In the previous lectures, the path to the goal was the entire point of the search (e.g., finding the shortest sequence of boat trips or puzzle slides). In local search, the path is completely irrelevant; the only thing that matters is the final state or configuration itself.

Because they don't keep track of the paths they traverse, local search algorithms have two massive advantages: they use very little memory (usually a constant amount), and they can find reasonable solutions in exceptionally large or infinite (continuous) state spaces where systematic algorithms like A* would completely crash.

Here is a detailed breakdown of the four algorithms covered:

1. Hill-Climbing Search (Greedy Local Search)

Imagine the state space as a landscape of hills and valleys, where elevation represents the objective function (the "fitness" or quality of the state). Hill-climbing operates by looking at its immediate neighbors and simply moving to the highest one. It does not think ahead about where to go next.

• The Flaw: While it makes rapid progress initially because it is easy to improve a bad state, it frequently gets stuck.

• Local Maxima: It reaches a peak that is higher than its immediate neighbors, but lower than the true global maximum. Because all immediate steps go "down," the algorithm halts, permanently trapped.

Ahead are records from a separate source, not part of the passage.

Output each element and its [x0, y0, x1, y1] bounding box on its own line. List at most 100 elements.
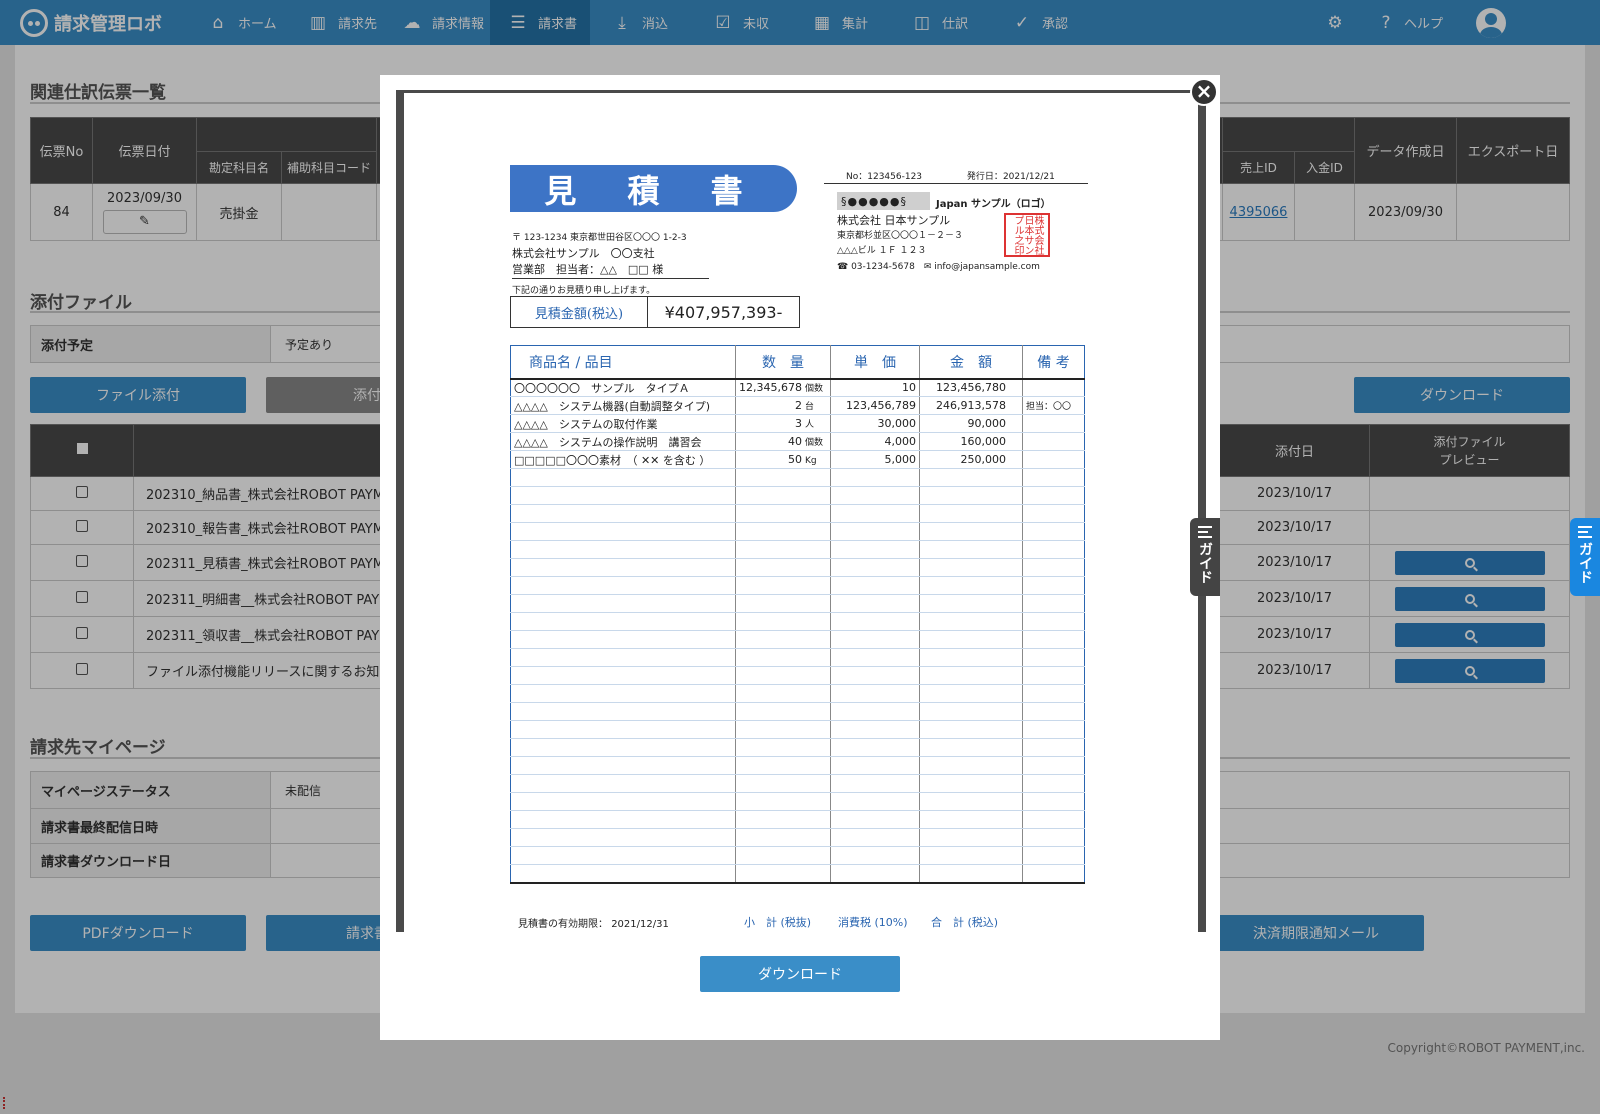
close-modal-button[interactable]: × [1190, 78, 1218, 106]
empty-cell [1022, 738, 1085, 757]
issuer-address: 東京都杉並区〇〇〇１－２－３ [837, 231, 964, 241]
valid-label: 見積書の有効期限： [518, 919, 608, 930]
col-unit-price: 単 価 [830, 345, 920, 380]
issuer-logo-suffix: Japan サンプル（ロゴ） [936, 199, 1051, 210]
empty-cell [919, 756, 1023, 775]
guide-icon [1198, 526, 1212, 538]
empty-cell [1022, 504, 1085, 523]
empty-cell [735, 594, 831, 613]
empty-cell [830, 846, 920, 865]
empty-cell [919, 738, 1023, 757]
item-note [1022, 414, 1085, 433]
item-price: 4,000 [830, 432, 920, 451]
empty-cell [919, 810, 1023, 829]
empty-cell [735, 468, 831, 487]
empty-cell [830, 648, 920, 667]
empty-row [510, 738, 1085, 757]
empty-row [510, 648, 1085, 667]
item-qty-cell: 12,345,678 個数 [735, 378, 831, 397]
empty-cell [735, 612, 831, 631]
empty-cell [1022, 630, 1085, 649]
empty-row [510, 630, 1085, 649]
col-note: 備 考 [1022, 345, 1085, 380]
item-amount: 250,000 [919, 450, 1023, 469]
empty-cell [510, 720, 736, 739]
empty-cell [510, 810, 736, 829]
empty-cell [1022, 648, 1085, 667]
empty-cell [919, 594, 1023, 613]
item-row: □□□□□〇〇〇素材 （ ✕✕ を含む ） 50 Kg 5,000 250,000 [510, 450, 1085, 469]
empty-cell [830, 810, 920, 829]
greeting: 下記の通りお見積り申し上げます。 [512, 286, 656, 296]
empty-cell [830, 540, 920, 559]
empty-cell [919, 576, 1023, 595]
subtotal-label: 小 計 (税抜) [744, 916, 812, 929]
empty-cell [510, 756, 736, 775]
valid-date: 2021/12/31 [611, 919, 669, 930]
empty-cell [830, 594, 920, 613]
empty-cell [1022, 468, 1085, 487]
empty-cell [510, 684, 736, 703]
empty-cell [830, 558, 920, 577]
doc-issue-date: 2021/12/21 [1002, 172, 1055, 182]
empty-cell [830, 738, 920, 757]
recipient-address: 〒 123-1234 東京都世田谷区〇〇〇 1-2-3 [512, 233, 687, 243]
item-price: 30,000 [830, 414, 920, 433]
empty-cell [510, 738, 736, 757]
item-amount: 123,456,780 [919, 378, 1023, 397]
item-note: 担当：〇〇 [1022, 396, 1085, 415]
empty-cell [510, 504, 736, 523]
empty-cell [735, 486, 831, 505]
amount-value: ¥407,957,393- [664, 302, 783, 322]
empty-cell [830, 630, 920, 649]
empty-cell [919, 540, 1023, 559]
empty-cell [830, 576, 920, 595]
empty-cell [830, 504, 920, 523]
empty-cell [735, 720, 831, 739]
empty-cell [510, 486, 736, 505]
modal-download-button[interactable]: ダウンロード [700, 956, 900, 992]
empty-cell [510, 540, 736, 559]
empty-cell [735, 810, 831, 829]
empty-cell [1022, 864, 1085, 884]
empty-cell [919, 684, 1023, 703]
empty-cell [735, 792, 831, 811]
empty-row [510, 720, 1085, 739]
item-row: △△△△ システムの操作説明 講習会 40 個数 4,000 160,000 [510, 432, 1085, 451]
guide-tab-modal[interactable]: ガイド [1190, 518, 1220, 596]
empty-cell [735, 828, 831, 847]
valid-until: 見積書の有効期限： 2021/12/31 [518, 915, 669, 930]
empty-row [510, 504, 1085, 523]
empty-cell [1022, 486, 1085, 505]
empty-row [510, 486, 1085, 505]
empty-cell [735, 558, 831, 577]
empty-cell [735, 522, 831, 541]
item-qty: 40 [788, 435, 802, 448]
doc-issue-label: 発行日： [966, 172, 1003, 182]
item-qty: 2 [795, 399, 802, 412]
issuer-building: △△△ビル １Ｆ １２３ [837, 246, 927, 256]
empty-cell [510, 846, 736, 865]
item-price: 123,456,789 [830, 396, 920, 415]
empty-row [510, 594, 1085, 613]
empty-cell [510, 864, 736, 884]
empty-cell [735, 576, 831, 595]
empty-cell [919, 828, 1023, 847]
empty-cell [1022, 522, 1085, 541]
empty-row [510, 558, 1085, 577]
empty-cell [510, 792, 736, 811]
empty-cell [919, 486, 1023, 505]
empty-cell [1022, 756, 1085, 775]
document-viewer[interactable]: 見 積 書 No：123456-123 発行日：2021/12/21 〒 123… [396, 90, 1206, 932]
empty-cell [510, 576, 736, 595]
empty-cell [830, 702, 920, 721]
empty-row [510, 540, 1085, 559]
empty-row [510, 522, 1085, 541]
empty-cell [830, 684, 920, 703]
item-unit: 人 [805, 420, 815, 430]
empty-cell [510, 630, 736, 649]
empty-row [510, 810, 1085, 829]
guide-tab[interactable]: ガイド [1570, 518, 1600, 596]
item-unit: 個数 [805, 438, 824, 448]
company-seal: 株式会社日本サンプル之印 [1004, 213, 1050, 257]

• Plateaux & Ridges: It can also get completely lost wandering on flat areas (plateaux) or struggle to navigate narrow sequences of local maxima (ridges).

2. Simulated Annealing

To fix the "getting stuck" problem of Hill-Climbing, Simulated Annealing introduces controlled randomness. It is inspired by metallurgy, where metals are heated to high temperatures and gradually cooled to allow the material to reach a low-energy, stable crystalline state.

• The Mechanism: Instead of always picking the best move, it picks a random move. If the move improves the situation, it is accepted. If the move is worse, it might still be accepted based on a specific probability: $e^{\mathrm{\Delta }E/T}$.

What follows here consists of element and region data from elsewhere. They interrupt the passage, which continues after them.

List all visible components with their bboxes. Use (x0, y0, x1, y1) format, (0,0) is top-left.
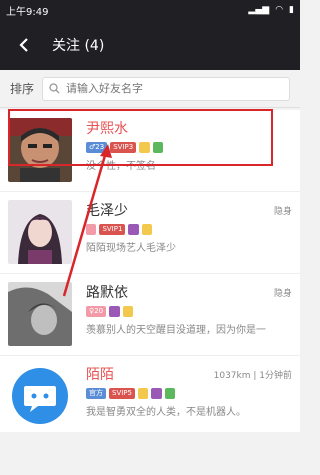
contact-name: 毛泽少 (86, 203, 128, 219)
level-badge (128, 224, 139, 235)
contact-name: 陌陌 (86, 367, 114, 383)
contact-meta: 隐身 (273, 288, 292, 299)
contact-name: 尹熙水 (86, 121, 128, 137)
sort-button[interactable]: 排序 (10, 80, 34, 97)
avatar[interactable] (8, 364, 72, 428)
star-badge (141, 224, 153, 235)
contact-row[interactable]: 毛泽少 隐身 SVIP1 陌陌现场艺人毛泽少 (0, 192, 300, 274)
gender-badge (86, 224, 97, 235)
star-badge (122, 306, 133, 317)
contact-name: 路默依 (86, 285, 128, 301)
gender-age-badge: ♂23 (86, 142, 108, 153)
bottom-area (0, 432, 300, 475)
search-input[interactable] (66, 82, 283, 95)
contact-signature: 我是智勇双全的人类，不是机器人。 (86, 407, 246, 418)
battery-icon: ▮ (289, 5, 294, 15)
badge-group: 官方 SVIP5 (86, 388, 292, 399)
signal-icon: ▂▄▆ (248, 5, 270, 15)
level-badge (109, 306, 120, 317)
page-title: 关注 (4) (52, 38, 105, 54)
level-badge (152, 142, 164, 153)
avatar[interactable] (8, 282, 72, 346)
contact-row[interactable]: 路默依 隐身 ♀20 羡慕别人的天空醒目没道理，因为你是一 (0, 274, 300, 356)
avatar[interactable] (8, 118, 72, 182)
status-bar: 上午9:49 ▂▄▆ ◠ ▮ (0, 0, 300, 20)
contact-list: 尹熙水 ♂23 SVIP3 没个性，不签名 毛泽少 隐身 SVIP1 陌陌现场艺… (0, 110, 300, 438)
contact-meta: 1037km | 1分钟前 (213, 370, 292, 381)
contact-row[interactable]: 陌陌 1037km | 1分钟前 官方 SVIP5 我是智勇双全的人类，不是机器… (0, 356, 300, 438)
search-box[interactable] (42, 76, 290, 101)
contact-signature: 没个性，不签名 (86, 161, 156, 172)
nav-bar: 关注 (4) (0, 20, 300, 70)
badge-group: SVIP1 (86, 224, 292, 235)
contact-info: 毛泽少 隐身 SVIP1 陌陌现场艺人毛泽少 (72, 200, 292, 265)
contact-signature: 陌陌现场艺人毛泽少 (86, 243, 176, 254)
contact-row[interactable]: 尹熙水 ♂23 SVIP3 没个性，不签名 (0, 110, 300, 192)
star-badge (137, 388, 149, 399)
search-icon (49, 83, 60, 94)
contact-info: 路默依 隐身 ♀20 羡慕别人的天空醒目没道理，因为你是一 (72, 282, 292, 347)
gender-age-badge: ♀20 (86, 306, 107, 317)
svip-badge: SVIP3 (110, 142, 137, 153)
contact-meta: 隐身 (273, 206, 292, 217)
avatar[interactable] (8, 200, 72, 264)
svip-badge: SVIP1 (99, 224, 126, 235)
extra-badge (164, 388, 176, 399)
badge-group: ♀20 (86, 306, 292, 317)
star-badge (139, 142, 150, 153)
level-badge (151, 388, 162, 399)
badge-group: ♂23 SVIP3 (86, 142, 292, 153)
official-badge: 官方 (86, 388, 106, 399)
search-bar: 排序 (0, 70, 300, 108)
svip-badge: SVIP5 (109, 388, 135, 399)
wifi-icon: ◠ (275, 5, 284, 15)
status-time: 上午9:49 (6, 6, 49, 18)
back-button[interactable] (14, 35, 34, 55)
chevron-left-icon (19, 38, 28, 52)
contact-signature: 羡慕别人的天空醒目没道理，因为你是一 (86, 325, 266, 336)
status-icons: ▂▄▆ ◠ ▮ (248, 5, 294, 15)
contact-info: 尹熙水 ♂23 SVIP3 没个性，不签名 (72, 118, 292, 183)
contact-info: 陌陌 1037km | 1分钟前 官方 SVIP5 我是智勇双全的人类，不是机器… (72, 364, 292, 429)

• The Role of Temperature ($T$): The search begins with a high temperature. When $T$ is high, the probability of accepting a bad move is close to 1, allowing the algorithm to freely explore and bounce out of local maxima. As the algorithm progresses, the temperature slowly drops based on a cooling schedule. When $T$ becomes low, it strictly exploits good moves, behaving just like hill-climbing to settle on the absolute highest peak.

3. Local Beam Search

Instead of keeping just one node in memory, Local Beam Search keeps track of $k$ randomly generated states. At each step, it generates all successors for all $k$ states, pools them together into one complete list, and selects the absolute best $k$ successors to continue the search.

4. Genetic Algorithms (GAs)

A Genetic Algorithm is a variant of stochastic beam search inspired by natural selection. Instead of just modifying single states, it generates successors by combining two "parent" states.

• Population: The set of candidate solutions.

• Fitness Function: Evaluates how "good" a solution is (e.g., measuring the speed of a rabbit).

• Selection & Crossover: Parents with superior fitness are selected to combine their "genes" to produce offspring, with the hope that the combination yields even higher fitness.

• Mutation: Occasional random changes are applied to the offspring to maintain diversity in the population and prevent the algorithm from stagnating.